Struggling to identify top talent?
Highly talented staff are like gold dust. We know that your organisation will be keen to find them, nurture their potential, and keep them with you through dedicated development programmes and heightened access to opportunities. But how do you identify your high potential talent in a robust, evidential and non-biased way in the first place?
This is a question which has challenged HR leaders for a long time. The apparently simple solution – the performance rating — doesn’t really help differentiate performance, it is prone to ratings and recency bias, and is generally so disliked by managers and employees that many organisations have turned to increasingly complex formularised solutions to identify top performers.
Whether this is based on business KPIs, objective completion rates, or 9‑box grids, these methods are often lengthy and overly complicated, and take significant amounts of data and company resources to maintain and develop. They can involve time-consuming processes and calibration sessions, and result in their own issues over fairness, data quality and transparency.
The process of identifying top performers is often so consuming that you may even go so far as to identify top talent, telling them they have fit the criteria for this, but then have limited resources or energy to make this meaningful through programmes of activity or real recognition.
Sound familiar? Well we think there’s another way.
Our answer
We think it’s as simple as asking managers three yes or no questions about each of their employees:
- Does this person have a proven track record for accomplishing impressive performance results AND have the potential to make significant further progress in their career?
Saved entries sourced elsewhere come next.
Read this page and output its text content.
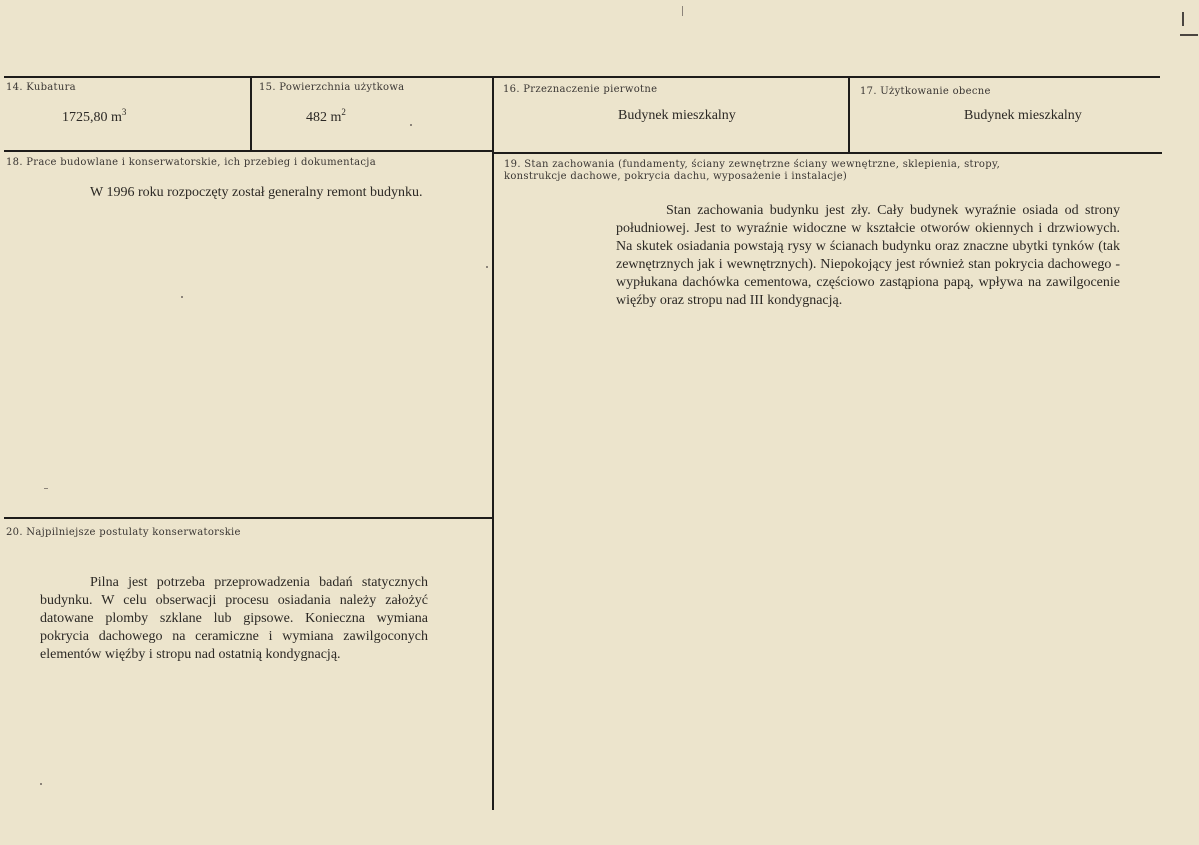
14. Kubatura
1725,80 $m^3$
15. Powierzchnia użytkowa
482 $m^2$
16. Przeznaczenie pierwotne
Budynek mieszkalny
17. Użytkowanie obecne
Budynek mieszkalny
18. Prace budowlane i konserwatorskie, ich przebieg i dokumentacja
W 1996 roku rozpoczęty został generalny remont budynku.
19. Stan zachowania (fundamenty, ściany zewnętrzne ściany wewnętrzne, sklepienia, stropy, konstrukcje dachowe, pokrycia dachu, wyposażenie i instalacje)
Stan zachowania budynku jest zły. Cały budynek wyraźnie osiada od strony południowej. Jest to wyraźnie widoczne w kształcie otworów okiennych i drzwiowych. Na skutek osiadania powstają rysy w ścianach budynku oraz znaczne ubytki tynków (tak zewnętrznych jak i wewnętrznych). Niepokojący jest również stan pokrycia dachowego - wypłukana dachówka cementowa, częściowo zastąpiona papą, wpływa na zawilgocenie więźby oraz stropu nad III kondygnacją.
20. Najpilniejsze postulaty konserwatorskie
Pilna jest potrzeba przeprowadzenia badań statycznych budynku. W celu obserwacji procesu osiadania należy założyć datowane plomby szklane lub gipsowe. Konieczna wymiana pokrycia dachowego na ceramiczne i wymiana zawilgoconych elementów więźby i stropu nad ostatnią kondygnacją.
- Would there be significant negative impact for the team / business if this individual left?
- Does this person have the personal desire and drive to be Top Talent (are they willing and able to progress their career rapidly via targeted developmental experiences)?
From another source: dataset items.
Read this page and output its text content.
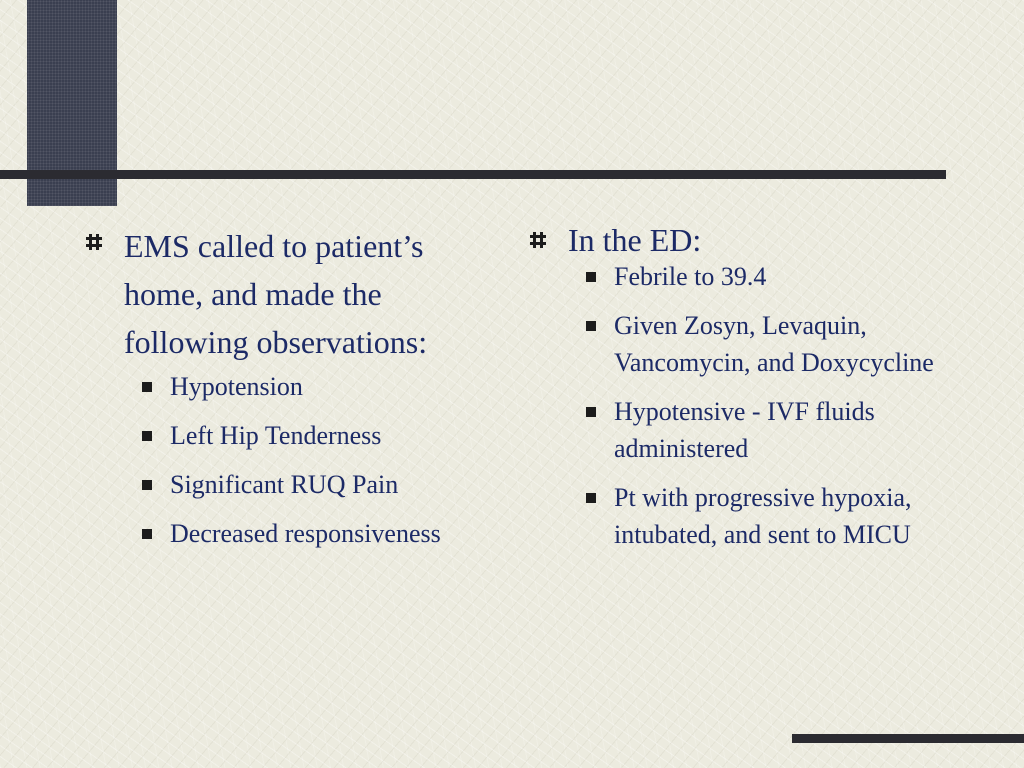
EMS called to patient’s home, and made the following observations:
Hypotension
Left Hip Tenderness
Significant RUQ Pain
Decreased responsiveness
In the ED:
Febrile to 39.4
Given Zosyn, Levaquin, Vancomycin, and Doxycycline
Hypotensive - IVF fluids administered
Pt with progressive hypoxia, intubated, and sent to MICU
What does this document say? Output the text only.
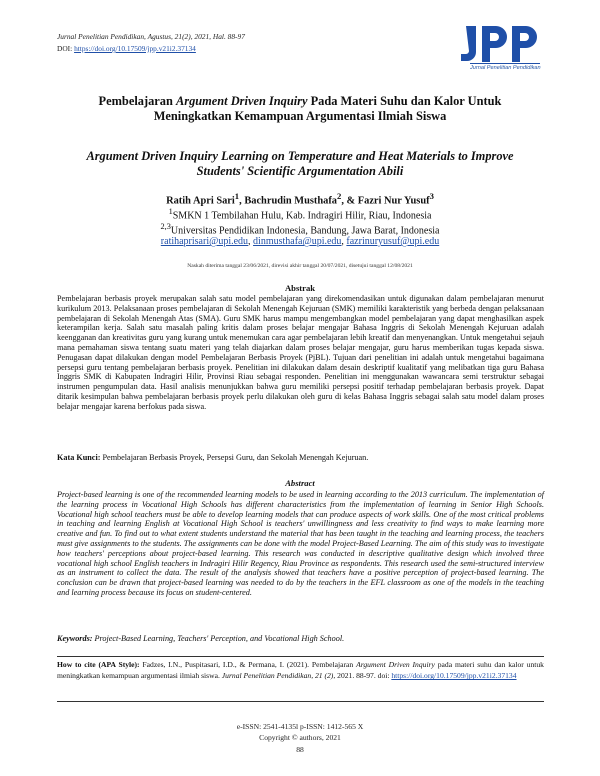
Jurnal Penelitian Pendidikan, Agustus, 21(2), 2021, Hal. 88-97
DOI: https://doi.org/10.17509/jpp.v21i2.37134
Jurnal Penelitian Pendidikan
Pembelajaran Argument Driven Inquiry Pada Materi Suhu dan Kalor Untuk
Meningkatkan Kemampuan Argumentasi Ilmiah Siswa
Argument Driven Inquiry Learning on Temperature and Heat Materials to Improve
Students' Scientific Argumentation Abili
Ratih Apri Sari$^1$, Bachrudin Musthafa$^2$, & Fazri Nur Yusuf$^3$
$^1$SMKN 1 Tembilahan Hulu, Kab. Indragiri Hilir, Riau, Indonesia
$^{2,3}$Universitas Pendidikan Indonesia, Bandung, Jawa Barat, Indonesia
ratihaprisari@upi.edu, dinmusthafa@upi.edu, fazrinuryusuf@upi.edu
Naskah diterima tanggal 23/06/2021, direvisi akhir tanggal 20/07/2021, disetujui tanggal 12/08/2021
Abstrak
Pembelajaran berbasis proyek merupakan salah satu model pembelajaran yang direkomendasikan untuk digunakan dalam pembelajaran menurut kurikulum 2013. Pelaksanaan proses pembelajaran di Sekolah Menengah Kejuruan (SMK) memiliki karakteristik yang berbeda dengan pelaksanaan pembelajaran di Sekolah Menengah Atas (SMA). Guru SMK harus mampu mengembangkan model pembelajaran yang dapat menghasilkan aspek keterampilan kerja. Salah satu masalah paling kritis dalam proses belajar mengajar Bahasa Inggris di Sekolah Menengah Kejuruan adalah keengganan dan kreativitas guru yang kurang untuk menemukan cara agar pembelajaran lebih kreatif dan menyenangkan. Untuk mengetahui sejauh mana pemahaman siswa tentang suatu materi yang telah diajarkan dalam proses belajar mengajar, guru harus memberikan tugas kepada siswa. Penugasan dapat dilakukan dengan model Pembelajaran Berbasis Proyek (PjBL). Tujuan dari penelitian ini adalah untuk mengetahui bagaimana persepsi guru tentang pembelajaran berbasis proyek. Penelitian ini dilakukan dalam desain deskriptif kualitatif yang melibatkan tiga guru Bahasa Inggris SMK di Kabupaten Indragiri Hilir, Provinsi Riau sebagai responden. Penelitian ini menggunakan wawancara semi terstruktur sebagai instrumen pengumpulan data. Hasil analisis menunjukkan bahwa guru memiliki persepsi positif terhadap pembelajaran berbasis proyek. Dapat ditarik kesimpulan bahwa pembelajaran berbasis proyek perlu dilakukan oleh guru di kelas Bahasa Inggris sebagai salah satu model dalam proses belajar mengajar karena berfokus pada siswa.
Kata Kunci: Pembelajaran Berbasis Proyek, Persepsi Guru, dan Sekolah Menengah Kejuruan.
Abstract
Project-based learning is one of the recommended learning models to be used in learning according to the 2013 curriculum. The implementation of the learning process in Vocational High Schools has different characteristics from the implementation of learning in Senior High Schools. Vocational high school teachers must be able to develop learning models that can produce aspects of work skills. One of the most critical problems in teaching and learning English at Vocational High School is teachers' unwillingness and less creativity to find ways to make learning more creative and fun. To find out to what extent students understand the material that has been taught in the teaching and learning process, the teachers must give assignments to the students. The assignments can be done with the model Project-Based Learning. The aim of this study was to investigate how teachers' perceptions about project-based learning. This research was conducted in descriptive qualitative design which involved three vocational high school English teachers in Indragiri Hilir Regency, Riau Province as respondents. This research used the semi-structured interview as an instrument to collect the data. The result of the analysis showed that teachers have a positive perception of project-based learning. The conclusion can be drawn that project-based learning was needed to do by the teachers in the EFL classroom as one of the models in the teaching and learning process because its focus on student-centered.
Keywords: Project-Based Learning, Teachers' Perception, and Vocational High School.
How to cite (APA Style): Fadzes, I.N., Puspitasari, I.D., & Permana, I. (2021). Pembelajaran Argument Driven Inquiry pada materi suhu dan kalor untuk meningkatkan kemampuan argumentasi ilmiah siswa. Jurnal Penelitian Pendidikan, 21 (2), 2021. 88-97. doi: https://doi.org/10.17509/jpp.v21i2.37134
e-ISSN: 2541-4135l p-ISSN: 1412-565 X
Copyright © authors, 2021
88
If the answer to all three questions is yes, then you may have a top performer in your midst. You can then answer a fourth and final question.
- On balance, taking into account all these indicators, do you recommend them as High Potential Talent?
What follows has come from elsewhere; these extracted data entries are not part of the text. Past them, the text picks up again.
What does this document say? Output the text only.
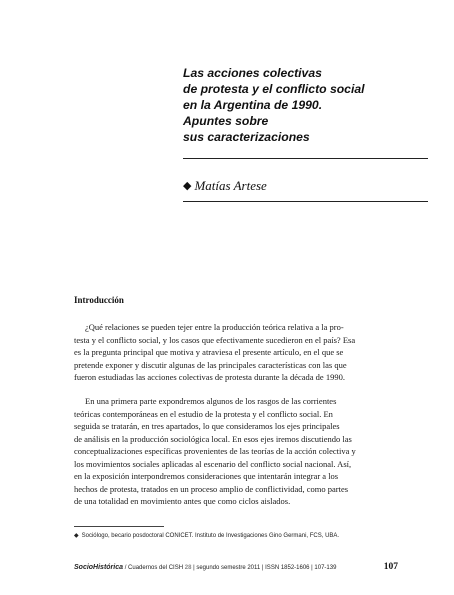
Las acciones colectivas
de protesta y el conflicto social
en la Argentina de 1990.
Apuntes sobre
sus caracterizaciones
◆ Matías Artese
Introducción

¿Qué relaciones se pueden tejer entre la producción teórica relativa a la pro-
testa y el conflicto social, y los casos que efectivamente sucedieron en el país? Esa
es la pregunta principal que motiva y atraviesa el presente artículo, en el que se
pretende exponer y discutir algunas de las principales características con las que
fueron estudiadas las acciones colectivas de protesta durante la década de 1990.

En una primera parte expondremos algunos de los rasgos de las corrientes
teóricas contemporáneas en el estudio de la protesta y el conflicto social. En
seguida se tratarán, en tres apartados, lo que consideramos los ejes principales
de análisis en la producción sociológica local. En esos ejes iremos discutiendo las
conceptualizaciones específicas provenientes de las teorías de la acción colectiva y
los movimientos sociales aplicadas al escenario del conflicto social nacional. Así,
en la exposición interpondremos consideraciones que intentarán integrar a los
hechos de protesta, tratados en un proceso amplio de conflictividad, como partes
de una totalidad en movimiento antes que como ciclos aislados.

◆ Sociólogo, becario posdoctoral CONICET. Instituto de Investigaciones Gino Germani, FCS, UBA.
SocioHistórica / Cuadernos del CISH 28 | segundo semestre 2011 | ISSN 1852-1606 | 107-139	107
These should be easy enough to answer if managers have been having regular check-ins with staff throughout the year, this way they can compile the data stored on Clear Review into a Performance Snapshot. Using this Snapshot managers will be able to see a clear overview of performance, feedback from other members of staff and if goals have been met.
It is important to remember that not all talent looks alike. Top talent in a sales role will look different to top talent in a support role, or an admin role. You may find your top talent somewhere you weren’t expecting, be open minded to finding those who can help your organisation succeed in different ways.
What next?
So now you’ve identified your top performers, what are you going to do with them? At this point you need to think about what is best for the employee. You want to encourage and support them to develop and to reach their potential, but keep in mind this might not be the best thing for them at this moment in time. Talk to them, find out where they see their career going, how they would like to progress and support them in the ways that will be genuinely helpful to them, and therefore to your organisation.
For those employees who do want to focus on development and progression, you can now put a plan in place with them, their manager and the HR team that will support them to do so. This could involve more responsibility at work, more mentoring time with their manager, attending courses to boost their skills and knowledge etc.
Ensure you set a clear personal development plan (PDP) to go with this, that way when employees have check-ins with their managers they can discuss the progress they have made, if it is going well, or if they need help to get back on track.
Why is identifying and developing top talent important?
Retaining your high potential staff is key to the long-term success of your organisation. In an article by The Balance Careers they explain ‘Managers readily agree that keeping your best employees ensures customer satisfaction, increased product sales, satisfied, happy co-workers, and effective succession planning and historical and institutional organizational knowledge and learning.’ In order to keep top performers, it is important to recognise them, to show them their work is appreciated, and provide them with the support they need to flourish. If not, they will more than likely take their talent to another organisation who will!